If it is not enough to attain skills that no one else has, and if it is not enough to transform oneself or one's minions into something no one else can handle, then it is time to do something greater to gain that edge: remake the battlefield into one of your choosing.
Ordinarily, this is done literally and thus is the realm of powerful (i.e. high-level) spell-casters and warlords with massive combat engineering prowess at their disposal.
This not what I mean.
More common than you think.
Narrative And Obligation
You need not have Charm Person to be the Gray Eminence. You need not be playing a high-level Thief or Assassin (though it helps). You need only do well with Charisma, and know how to read both individual people and the networks among them in real time. If your man can work a room, then he can use the power of story and social pressure to get what he wants. (This, by the way, is another reason that Bards are terrifying; this is something they are very good at doing.)
This is the path of deception, by necessity, and even the most upfront pratictioner has to withhold and selectively reveal information because secrets and intelligence are his components and crafting narratives are his spells. A ruthless pragmatism grips such people as a cost of pursuing this way of warfare, and those that need not resort to spells to do so are the most dangerous because one cannot just throw dispel magic (etc.) at it to destroy the false perception of reality so crafted.
I mention that this is tied to social pressure for a reason. It is one thing to make someone believe something that isn't true. Parents bullshit their children daily; that doesn't mean anything. What makes this potent is crafting a narrative where adherance to the conclusions it promotes is reinforced by the pressure imposed by the target's social status (in absolute terms, or relative to the narrative crafter); you don't tell a king to go to war unless he already faces social pressure to do so.
This is the Intelligence Game. It is a game of words and images, illusion and divination, and the better organized spymaster is the one able to turn wizards and warlords into puppets that do what he wants without realizing it until it is too late.
This is dangerous, especially if the consequences of being found out have not already been blunted or rendered impotent.
If a target cannot be yoked by his vices, then he can be yoked by causing problems for his war efforts--economic sabotage--through deniable means (even better if useful pawns can be suckered into doing it) and then solving the problem by offering to assist in rebuilding what was damaged or destroyed- for mutual benefit, of course.
That leads to another form of obligation, one all too familiar to players worldwide.
The Money Power
The most ruthless of players in a campaign will seek to acquire a monopoly on money itself, following the path of historical banking from literal coin to all sorts of abstracted fiancial sorcery as seen now. Becoming the defacto central bank for everyone in the campaign, where everyone has to use your currency to make transactions, is not easy to do but it can be done.
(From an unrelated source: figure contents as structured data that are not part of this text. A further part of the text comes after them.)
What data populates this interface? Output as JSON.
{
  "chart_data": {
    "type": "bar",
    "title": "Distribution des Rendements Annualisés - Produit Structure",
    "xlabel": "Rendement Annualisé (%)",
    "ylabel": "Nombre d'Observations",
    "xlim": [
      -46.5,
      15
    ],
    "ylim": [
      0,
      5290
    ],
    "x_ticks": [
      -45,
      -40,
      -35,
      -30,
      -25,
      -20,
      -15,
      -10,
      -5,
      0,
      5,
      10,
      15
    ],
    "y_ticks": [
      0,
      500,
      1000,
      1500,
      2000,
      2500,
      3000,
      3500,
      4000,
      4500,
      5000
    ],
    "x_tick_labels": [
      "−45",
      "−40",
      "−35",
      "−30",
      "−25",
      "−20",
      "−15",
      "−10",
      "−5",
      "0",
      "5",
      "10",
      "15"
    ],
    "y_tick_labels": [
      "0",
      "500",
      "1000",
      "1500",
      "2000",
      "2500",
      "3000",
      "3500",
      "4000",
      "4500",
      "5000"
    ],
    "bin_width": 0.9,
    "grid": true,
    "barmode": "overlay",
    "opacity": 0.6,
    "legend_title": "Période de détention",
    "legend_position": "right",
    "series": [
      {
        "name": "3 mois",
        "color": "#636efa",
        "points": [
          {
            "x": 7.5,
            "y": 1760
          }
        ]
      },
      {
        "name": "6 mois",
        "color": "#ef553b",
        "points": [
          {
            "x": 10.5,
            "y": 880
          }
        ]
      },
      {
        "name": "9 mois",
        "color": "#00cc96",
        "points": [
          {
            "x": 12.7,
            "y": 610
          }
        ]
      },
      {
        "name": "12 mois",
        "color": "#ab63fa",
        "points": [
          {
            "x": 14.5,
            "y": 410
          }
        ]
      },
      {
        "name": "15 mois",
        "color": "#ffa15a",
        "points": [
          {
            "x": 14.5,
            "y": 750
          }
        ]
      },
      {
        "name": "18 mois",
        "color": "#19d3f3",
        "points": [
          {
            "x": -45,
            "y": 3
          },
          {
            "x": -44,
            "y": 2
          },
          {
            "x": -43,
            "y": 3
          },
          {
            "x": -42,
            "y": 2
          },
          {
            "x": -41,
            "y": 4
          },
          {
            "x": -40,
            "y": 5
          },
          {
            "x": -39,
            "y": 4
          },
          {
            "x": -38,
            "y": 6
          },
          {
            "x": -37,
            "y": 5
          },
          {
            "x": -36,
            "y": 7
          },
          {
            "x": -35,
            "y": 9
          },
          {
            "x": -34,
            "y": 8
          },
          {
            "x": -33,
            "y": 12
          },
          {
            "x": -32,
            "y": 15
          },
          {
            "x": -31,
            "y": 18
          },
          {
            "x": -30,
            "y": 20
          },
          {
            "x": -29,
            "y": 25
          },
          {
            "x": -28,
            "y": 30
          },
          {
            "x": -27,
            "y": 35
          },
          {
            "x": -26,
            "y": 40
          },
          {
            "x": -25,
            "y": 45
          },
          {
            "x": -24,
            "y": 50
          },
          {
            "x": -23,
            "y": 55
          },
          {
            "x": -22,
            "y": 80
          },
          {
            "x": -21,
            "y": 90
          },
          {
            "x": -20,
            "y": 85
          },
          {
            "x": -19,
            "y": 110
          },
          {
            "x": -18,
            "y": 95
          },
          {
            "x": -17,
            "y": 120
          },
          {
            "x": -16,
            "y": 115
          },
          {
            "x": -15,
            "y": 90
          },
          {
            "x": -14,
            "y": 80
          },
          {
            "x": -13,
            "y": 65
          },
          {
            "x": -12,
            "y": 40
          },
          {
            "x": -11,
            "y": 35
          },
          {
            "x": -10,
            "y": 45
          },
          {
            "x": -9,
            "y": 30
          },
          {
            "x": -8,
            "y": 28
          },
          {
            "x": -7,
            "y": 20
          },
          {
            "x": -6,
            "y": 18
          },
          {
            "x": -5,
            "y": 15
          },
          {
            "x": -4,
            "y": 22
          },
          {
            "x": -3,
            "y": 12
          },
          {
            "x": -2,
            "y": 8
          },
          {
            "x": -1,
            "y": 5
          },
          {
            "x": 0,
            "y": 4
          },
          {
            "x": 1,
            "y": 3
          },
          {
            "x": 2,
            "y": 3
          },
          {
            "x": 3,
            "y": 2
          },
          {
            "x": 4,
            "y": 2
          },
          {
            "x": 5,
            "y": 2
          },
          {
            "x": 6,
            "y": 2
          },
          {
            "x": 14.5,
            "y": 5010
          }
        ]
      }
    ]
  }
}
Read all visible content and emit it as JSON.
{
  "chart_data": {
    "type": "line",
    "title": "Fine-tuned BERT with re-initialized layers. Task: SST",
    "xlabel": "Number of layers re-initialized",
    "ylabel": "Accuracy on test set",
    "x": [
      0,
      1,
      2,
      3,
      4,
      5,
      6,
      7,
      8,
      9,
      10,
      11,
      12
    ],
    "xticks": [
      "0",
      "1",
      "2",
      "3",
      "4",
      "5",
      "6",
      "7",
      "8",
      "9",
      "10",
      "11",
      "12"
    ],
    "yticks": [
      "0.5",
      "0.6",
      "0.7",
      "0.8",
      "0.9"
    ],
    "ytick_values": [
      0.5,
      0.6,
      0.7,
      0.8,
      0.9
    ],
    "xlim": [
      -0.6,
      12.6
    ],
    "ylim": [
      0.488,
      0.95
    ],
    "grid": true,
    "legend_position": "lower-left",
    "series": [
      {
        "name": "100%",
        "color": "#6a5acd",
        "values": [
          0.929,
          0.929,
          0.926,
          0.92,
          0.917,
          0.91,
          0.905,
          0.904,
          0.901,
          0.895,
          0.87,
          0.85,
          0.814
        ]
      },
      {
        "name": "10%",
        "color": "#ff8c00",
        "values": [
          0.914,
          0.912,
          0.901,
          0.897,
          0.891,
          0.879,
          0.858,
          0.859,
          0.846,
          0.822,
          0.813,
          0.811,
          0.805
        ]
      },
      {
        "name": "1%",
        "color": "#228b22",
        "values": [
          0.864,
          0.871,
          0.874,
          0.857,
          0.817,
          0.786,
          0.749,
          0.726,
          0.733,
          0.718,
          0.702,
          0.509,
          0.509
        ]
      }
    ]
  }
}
For example, imagine covertly laying a fatal curse on all coins other than those you mint, making everyone have to come to you to transact at all.
No, Lord Bond, I expect you to Save Or Die.
The obligation to repay the debt incurred by taking on a loan, or the obligation to abide by the banker's Code of Conduct or get cut off of banking services, may not seem like a big deal- unless you're in a campaign where such a player takes the time to build out a milieu-spanning guild (like a Thief would, for example; why risk getting killed robbing tombs when you can fleece entire civilizations legally through usury and currency manipulation). Pull that off, and you can quickly hit your Win Condition by turning the entire campaign into metaphorical meth addicts and you're the sole supplier.
And the worst part? The others akin to such a player's character will see it coming first and move to counter it.
Every would-be conqueror needs an Oberstein.
Why This Works
By moving the field of battle into realms that spells and swords alone can find difficult to deal with, you create a competitive advantage through control of information (which, like beliefs, are what people act upon) or the control of finances (can't level up if you can't pay the costs). Combined, along with careful reading of social norms and knowledge of the culture, you can use Sophistry and Usury as spells as potent as Geas or Quest.
Now imagine doing this while also having access to those swords and spells. Imagine if- oh, wait, someone already did back in the 1980s.
And I haven't even gotten to Clerics and Druids making full use of their position as religious leaders. Let's save that for tomorrow.